EXHIBIT (d)(2)(P)
SUB-ADVISORY AGREEMENT
between
FIDELITY INVESTMENTS MONEY MANAGEMENT, INC.
and
FIDELITY MANAGEMENT & RESEARCH COMPANY
AGREEMENT made this 2nd of October, 2000, by and between Fidelity
Investments Money Management, Inc., a New Hampshire corporation with principal
offices at 0 Xxxxxxx Xxx, Xxxxxxxxx, Xxx Xxxxxxxxx (hereinafter called the
"Sub-Adviser") and Fidelity Management & Research Company, a Massachusetts
corporation with principal offices at 00 Xxxxxxxxxx Xxxxxx, Xxxxxx,
Xxxxxxxxxxxxx (hereinafter called the "Adviser").

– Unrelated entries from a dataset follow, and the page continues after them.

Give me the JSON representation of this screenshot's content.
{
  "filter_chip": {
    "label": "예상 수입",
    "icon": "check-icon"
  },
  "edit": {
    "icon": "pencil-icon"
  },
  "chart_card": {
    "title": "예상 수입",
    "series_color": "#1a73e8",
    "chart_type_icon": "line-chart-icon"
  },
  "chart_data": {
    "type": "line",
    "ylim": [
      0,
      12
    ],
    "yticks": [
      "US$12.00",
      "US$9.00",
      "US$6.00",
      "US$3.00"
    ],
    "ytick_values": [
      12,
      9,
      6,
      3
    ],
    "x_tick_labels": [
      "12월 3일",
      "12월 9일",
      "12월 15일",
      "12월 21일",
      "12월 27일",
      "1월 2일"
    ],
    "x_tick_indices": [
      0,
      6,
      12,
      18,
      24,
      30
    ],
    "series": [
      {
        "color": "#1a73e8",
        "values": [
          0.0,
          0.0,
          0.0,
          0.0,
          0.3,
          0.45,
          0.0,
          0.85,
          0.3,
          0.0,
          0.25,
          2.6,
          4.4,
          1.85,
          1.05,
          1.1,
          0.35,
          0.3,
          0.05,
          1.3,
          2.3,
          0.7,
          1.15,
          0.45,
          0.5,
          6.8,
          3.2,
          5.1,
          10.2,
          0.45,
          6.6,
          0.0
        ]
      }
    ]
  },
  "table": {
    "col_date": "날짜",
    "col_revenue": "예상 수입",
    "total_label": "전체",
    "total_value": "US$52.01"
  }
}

WHEREAS the Adviser has entered into a Portfolio Management Agreement with
The GCG Trust, a Massachusetts business trust which may issue one or more series
of shares of beneficial interest (hereinafter called the "Fund"), on behalf of
Asset Allocation Growth Portfolio (hereinafter called the "Portfolio"), and
Directed Services, Inc. (the "Manager"), pursuant to which the Adviser is to act
as investment manager and adviser to the Portfolio, and
WHEREAS the Sub-Adviser was formed for the purpose of providing investment
management of money market and fixed-income mutual funds, both taxable and
tax-exempt, advising generally with respect to money market and fixed-income
instruments, and managing or providing advice with respect to cash management.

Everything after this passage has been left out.